For decades U.S. security policy has followed two distinct tracks. In Europe, the Pacific Rim and the Middle East, the extent of American national interests and the possibility of aggression by hostile states led to a direct approach with formal security treaties and the stationing of U.S. forces. In places like Latin America, Africa and, more recently, Central Asia, U.S. strategy was indirect, focusing on security assistance and the provision of advice and training. Partnerships were the coin of the realm. The idea was that other country’s militaries, helped by the United States, would take responsibility for security in their nations and regions.
This "economy of force" approach gave the United States some influence while keeping the costs low. But it also had limitations. When partner militaries proved ineffective or repressive, Washington often had to choose between writing a country off or shifting to direct involvement -- think Vietnam in the early 1960s. At times, conflicts that might have been prevented or kept small instead grew when America's strategic partners proved not up to the tasks Washington envisioned for them. Still, it was better than nothing.

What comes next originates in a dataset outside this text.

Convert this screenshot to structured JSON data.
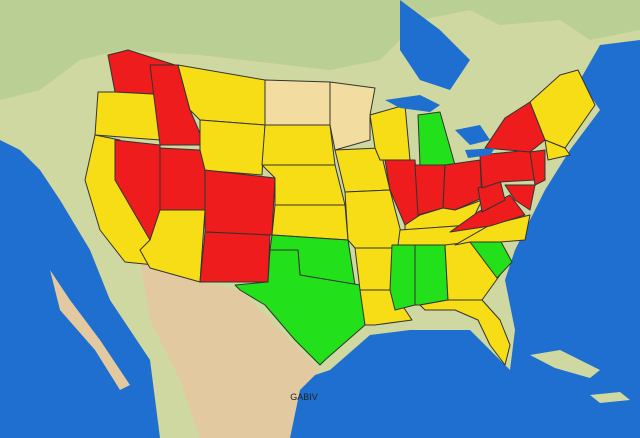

During the Cold War, U.S. policymakers often stuck with flawed or repressive partners, assuming that friendly dictators and their armed forces were at least better than Soviet-backed communists. "He might be a son of a bitch," President Franklin Roosevelt is claimed to have said about a Latin American dictator, "but he's our son of a bitch." This attitude began to shift as the Cold War wound down. By the 1980s, many Americans, particularly those on the political left, were less inclined to tolerate repressive allies. In this new political context, the United States cast loose friendly dictators like Nicaragua's Anastasio Somoza, the Philippines' Ferdinand Marcos and Zaire's Mobutu Seso Seke.